Hi all,
I’m joining this thread with hope that someone can help us with resolving this mystery or at least give us some directions, suggestions for our investigation.
To add some details and background on when we see those errors…
We’re using Consul, with Connect enabled - servers and agents currently on version 1.12.9.
We launch services with multiple tasks/instances in ECS, with dedicated agent and Envoy for each task/application instance, and recently we started having in some services frequent troubles with launching instances (nothing regular, with some services occurring more often, with some less - all services using the same consul registration setup, though).
Sometimes they launch without issues, sometimes they struggle, being recycled once or twice before they launch properly.
What’s interesting in case of those struggling instances is what Pawan shared above - in consul agent’s logs we see those warnings and errors, like:
[WARN] agent.cache: handling error in Cache.Notify: cache-type=service-http-checks error="Internal cache failure: service '' not in agent state" index=0
[ERROR] agent.proxycfg: Failed to handle update from watch: kind=connect-proxy proxy=<service_name>-proxy service_id=<service_name>-proxy id=service-http-checks: error="error filling agent cache: Internal cache failure: service '' not in agent state"
What we also see in these cases - we’re also getting troubles with Envoy proxy connecting to consul agent within the same task (hence localhost), getting “connection refused” like below:
Error connecting to Consul agent: Get "http://127.0.0.1:8500/v1/agent/self": dial tcp 127.0.0.1:8500: connect: connection refused
failed fetch proxy config from local agent: Get "http://127.0.0.1:8500/v1/agent/service/<service_name>-proxy": dial tcp 127.0.0.1:8500: connect: connection refused
In such cases we have also application trying and failing with access to Consul’s K/V store - also with connection refused by consul agent, locally in the task.

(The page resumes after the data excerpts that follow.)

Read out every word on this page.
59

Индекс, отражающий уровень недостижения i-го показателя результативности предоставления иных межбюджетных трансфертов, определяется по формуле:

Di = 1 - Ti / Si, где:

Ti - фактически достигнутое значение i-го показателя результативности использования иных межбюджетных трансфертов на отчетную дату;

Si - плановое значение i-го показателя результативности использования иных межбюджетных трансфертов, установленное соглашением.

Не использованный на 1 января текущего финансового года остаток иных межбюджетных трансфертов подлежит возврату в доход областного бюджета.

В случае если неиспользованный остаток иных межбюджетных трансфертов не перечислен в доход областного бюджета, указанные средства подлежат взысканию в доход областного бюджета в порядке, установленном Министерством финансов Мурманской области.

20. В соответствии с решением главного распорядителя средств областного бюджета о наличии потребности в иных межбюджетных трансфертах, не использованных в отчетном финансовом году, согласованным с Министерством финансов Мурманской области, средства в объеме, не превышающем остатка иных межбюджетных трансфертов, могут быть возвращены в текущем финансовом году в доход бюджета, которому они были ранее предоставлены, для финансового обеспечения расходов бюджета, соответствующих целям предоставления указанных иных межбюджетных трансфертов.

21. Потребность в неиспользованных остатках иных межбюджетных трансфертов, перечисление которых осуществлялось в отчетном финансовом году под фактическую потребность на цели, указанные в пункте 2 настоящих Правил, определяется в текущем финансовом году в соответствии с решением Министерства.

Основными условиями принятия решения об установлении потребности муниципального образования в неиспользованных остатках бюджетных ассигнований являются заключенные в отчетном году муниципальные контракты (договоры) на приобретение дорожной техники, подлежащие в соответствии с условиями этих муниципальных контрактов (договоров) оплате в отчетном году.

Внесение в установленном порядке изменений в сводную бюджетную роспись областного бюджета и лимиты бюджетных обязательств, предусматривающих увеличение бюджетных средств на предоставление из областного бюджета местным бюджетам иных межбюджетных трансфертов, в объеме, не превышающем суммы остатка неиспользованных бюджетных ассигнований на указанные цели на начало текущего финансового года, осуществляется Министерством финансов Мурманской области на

And eventually such a task dies, making ECS relaunch it - which sometimes works in the first attempt, sometimes only after few attempts. There seem to be no clear rule about it.
Wild guess - might we be hitting some performance issues, limits with Consul registering agents/services for our ECS tasks?
Since this is kind of a new experience for us, with such troubles - not sure what to make out of those messages saying “not in agent state”.
Also unclear to me why the service name in cache failure error is an empty string.
Not sure if what we’re seeing in those logs is the reason of our troubles or rather a result of some other issues, which I don’t really clearly see for now.
From the logs - I see the agents connecting to the cluster properly, finding server instances.
Also from the servers perspective - I see the agent connecting, with join event logged - and later after a while disconnecting with agent leave event.
Would that mean that our troubles are related rather to the task’s local consul agent?
Any suggestions are very welcome.
Kind regards
Jacek